Home-buyer tax credit: The bill extends the federal tax credit for so-called first-time home buyers, which was set to expire Nov. 30. This credit remains at 10 percent of the purchase price up to a maximum credit of $8,000. To qualify, you must buy the home as your principal residence and not have owned a home in the previous three years.

It also creates a new credit for people who already own a home and purchase a new one to live in. The credit for repeat buyers is 10 percent of the purchase price, with a maximum credit of $6,500. To qualify, you must have owned and lived in a home as your primary residence for five consecutive years at any time during the eight years before the replacement home is purchased. It’s designed for move-up buyers who want a bigger house as well as empty nesters looking to downsize.

These rules apply to both credits, for first-time and repeat buyers.

— You must live in the newly purchased home for at least 36 months or you will have to repay the entire credit, with certain exceptions for military personnel or people who die.

— You must sign a binding contract to purchase the home by April 30, 2010, and close by June 30.

— You may buy a new or existing home.

— For homes purchased after Friday, Nov. 6, the price cannot exceed $800,000. Under the old law, there was no price limit. Date of purchase is the date title changes hands.

— New, higher income limits apply to homes purchased after Friday, Nov. 6.

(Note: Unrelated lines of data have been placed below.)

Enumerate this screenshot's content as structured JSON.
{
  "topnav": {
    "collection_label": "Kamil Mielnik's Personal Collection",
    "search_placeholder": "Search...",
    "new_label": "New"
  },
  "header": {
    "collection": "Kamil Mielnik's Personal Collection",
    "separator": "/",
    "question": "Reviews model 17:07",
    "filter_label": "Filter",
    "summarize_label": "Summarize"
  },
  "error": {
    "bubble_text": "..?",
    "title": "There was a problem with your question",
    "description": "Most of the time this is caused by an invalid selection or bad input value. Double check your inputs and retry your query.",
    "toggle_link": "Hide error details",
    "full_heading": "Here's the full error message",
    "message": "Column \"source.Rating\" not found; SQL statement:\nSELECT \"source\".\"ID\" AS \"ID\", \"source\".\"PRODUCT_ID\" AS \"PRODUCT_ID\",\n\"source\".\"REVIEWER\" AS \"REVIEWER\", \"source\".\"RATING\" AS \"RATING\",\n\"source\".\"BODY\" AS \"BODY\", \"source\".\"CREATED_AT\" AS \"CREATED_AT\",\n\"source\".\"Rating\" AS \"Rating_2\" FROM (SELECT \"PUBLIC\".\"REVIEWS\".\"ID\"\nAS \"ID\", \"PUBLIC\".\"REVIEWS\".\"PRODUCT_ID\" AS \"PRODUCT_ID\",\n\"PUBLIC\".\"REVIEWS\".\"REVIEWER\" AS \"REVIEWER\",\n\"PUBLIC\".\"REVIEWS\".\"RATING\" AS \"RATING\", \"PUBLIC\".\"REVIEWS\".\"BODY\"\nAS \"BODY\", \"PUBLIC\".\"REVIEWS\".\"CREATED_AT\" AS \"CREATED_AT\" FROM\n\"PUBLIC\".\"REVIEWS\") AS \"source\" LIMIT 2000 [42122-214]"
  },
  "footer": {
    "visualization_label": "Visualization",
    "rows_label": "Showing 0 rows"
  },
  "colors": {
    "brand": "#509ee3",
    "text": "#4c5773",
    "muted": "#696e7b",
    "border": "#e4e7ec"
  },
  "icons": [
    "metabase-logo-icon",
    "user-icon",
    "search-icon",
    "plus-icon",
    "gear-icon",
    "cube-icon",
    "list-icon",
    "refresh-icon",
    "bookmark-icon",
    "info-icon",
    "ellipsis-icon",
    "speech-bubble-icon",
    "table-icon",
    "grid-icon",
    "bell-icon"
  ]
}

Previously, the first-time home buyer credit phased out for singles with modified adjusted gross income between $75,000 and $95,000 and for married couples filing joint returns with income between $150,000 and $170,000.

The new limits, which apply to both first-time and repeat buyers who purchase after Nov. 6, are $125,000 to $145,000 for singles and $225,000 to $245,000 for joint filers.

For example, a single, first-time home buyer earning $115,000 would get no tax credit if he bought a home in February, but would be eligible if he bought a home in December, assuming all other requirements are met, says John Roth, senior tax analyst with tax information firm CCH.

The new law gives the Internal Revenue Services tools to cut down on fraud in the program and also requires people who claim the credit to attach a copy of their settlement statement with their tax return.

So people can get their tax credit in a hurry, the new law lets people who buy a home in 2009 or before the 2010 deadline treat it as though they bought it on Dec. 31 of the previous year. Say you buy a home on Jan. 31, 2010. If you treat it as though you bought it on Dec. 31, 2009, you can accelerate the credit by claiming it on your 2009 return filed in 2010. Otherwise, you will have to wait until you file your 2010 return in 2011, according to CCH.